In his statement, Flanigan said Abramoff also boasted of his ties to Tom DeLay, the House majority leader. DeLay once described Abramoff as "one of my closest and dearest friends" and accompanied him on several foreign junkets. DeLay denies that the Abramoff-arranged trips were political favors. DeLay continues to be tangled in myriad ethics investigations, many of them linked to his relationship with Abramoff.
Another episode in the rapidly evolving Abramoff scandal involves David Safavian, one of the Bush Administration's top federal procurement officials. He resigned shortly before being arrested last week for allegedly lying to officials and obstructing a Justice Department investigation in connection with his relationship with Abramoff. Safavian received a golf trip to Scotland with the lobbyist, allegedly as a quid pro quo for helping Abramoff in his efforts to buy federal properties. Safavian and Abramoff once worked together at a powerful Washington lobbying firm.

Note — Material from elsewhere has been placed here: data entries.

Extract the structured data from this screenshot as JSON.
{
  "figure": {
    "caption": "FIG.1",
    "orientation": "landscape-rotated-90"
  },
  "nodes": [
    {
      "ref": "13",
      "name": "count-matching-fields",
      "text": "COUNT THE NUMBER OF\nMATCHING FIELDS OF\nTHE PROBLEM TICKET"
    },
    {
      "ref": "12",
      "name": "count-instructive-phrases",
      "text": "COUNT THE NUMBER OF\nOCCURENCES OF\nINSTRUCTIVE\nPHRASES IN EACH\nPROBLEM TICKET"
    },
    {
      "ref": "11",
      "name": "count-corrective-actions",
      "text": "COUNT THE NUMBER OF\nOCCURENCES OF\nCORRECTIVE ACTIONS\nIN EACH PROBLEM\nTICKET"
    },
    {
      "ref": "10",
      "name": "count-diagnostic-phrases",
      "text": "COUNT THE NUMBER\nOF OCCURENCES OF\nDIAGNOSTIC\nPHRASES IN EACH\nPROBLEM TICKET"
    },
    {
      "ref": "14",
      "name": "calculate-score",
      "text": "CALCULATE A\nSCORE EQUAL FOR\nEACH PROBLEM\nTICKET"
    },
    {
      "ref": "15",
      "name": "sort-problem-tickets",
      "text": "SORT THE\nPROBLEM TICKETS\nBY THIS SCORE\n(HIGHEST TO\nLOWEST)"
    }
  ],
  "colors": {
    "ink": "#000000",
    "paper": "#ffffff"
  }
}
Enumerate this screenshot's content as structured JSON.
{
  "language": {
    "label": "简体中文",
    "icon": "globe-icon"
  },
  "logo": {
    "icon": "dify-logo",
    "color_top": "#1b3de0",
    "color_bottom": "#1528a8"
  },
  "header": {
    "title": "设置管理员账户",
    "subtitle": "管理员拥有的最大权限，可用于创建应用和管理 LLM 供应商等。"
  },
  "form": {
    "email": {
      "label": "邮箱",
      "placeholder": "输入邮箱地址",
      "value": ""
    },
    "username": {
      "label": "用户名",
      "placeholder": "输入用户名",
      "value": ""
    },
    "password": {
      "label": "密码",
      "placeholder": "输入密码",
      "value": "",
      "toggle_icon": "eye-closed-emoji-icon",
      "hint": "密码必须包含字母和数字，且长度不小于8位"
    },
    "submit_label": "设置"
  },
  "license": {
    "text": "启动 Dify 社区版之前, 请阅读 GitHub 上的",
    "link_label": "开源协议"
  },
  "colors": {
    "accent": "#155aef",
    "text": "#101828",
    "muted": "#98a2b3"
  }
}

Before Safavian resigned, he reportedly was working on contracting policies for Hurricane Katrina recovery efforts. Don't expect the GOP Congress to look askance at this. Safavian's wife is chief counsel for oversight and investigations on the House Government Reform Committee, which oversees procurement matters, although she's said she'll recuse herself.
The hurricane season is proving to be a windfall for GOP-connected companies such as Halliburton, which are being rewarded with lucrative contracts despite their shoddy performance in Iraq. In the vocabulary of crony capitalism, the word "shame" does not exist.
The players may change, given the occasional criminal indictment, but the game goes on. On the day of Safavian's arrest, former Tyco Chief Executive L. Dennis Kozlowski was sentenced to from eight to twenty-five years in prison for bilking millions from the company, which we are now expected to believe has been reborn virtuous.
Tyco's current lobbyist, Edward P. Ayoob, who once worked with Abramoff at a Washington law firm, is lobbying for another cause these days: Flanigan's confirmation as the nation's second-highest law enforcement officer. Ayoob insisted last week that he is acting on his own and not on behalf of Tyco. And, oh yes, Flanigan promises that, if confirmed, he will recuse himself from any Abramoff investigation involving Tyco. Sure.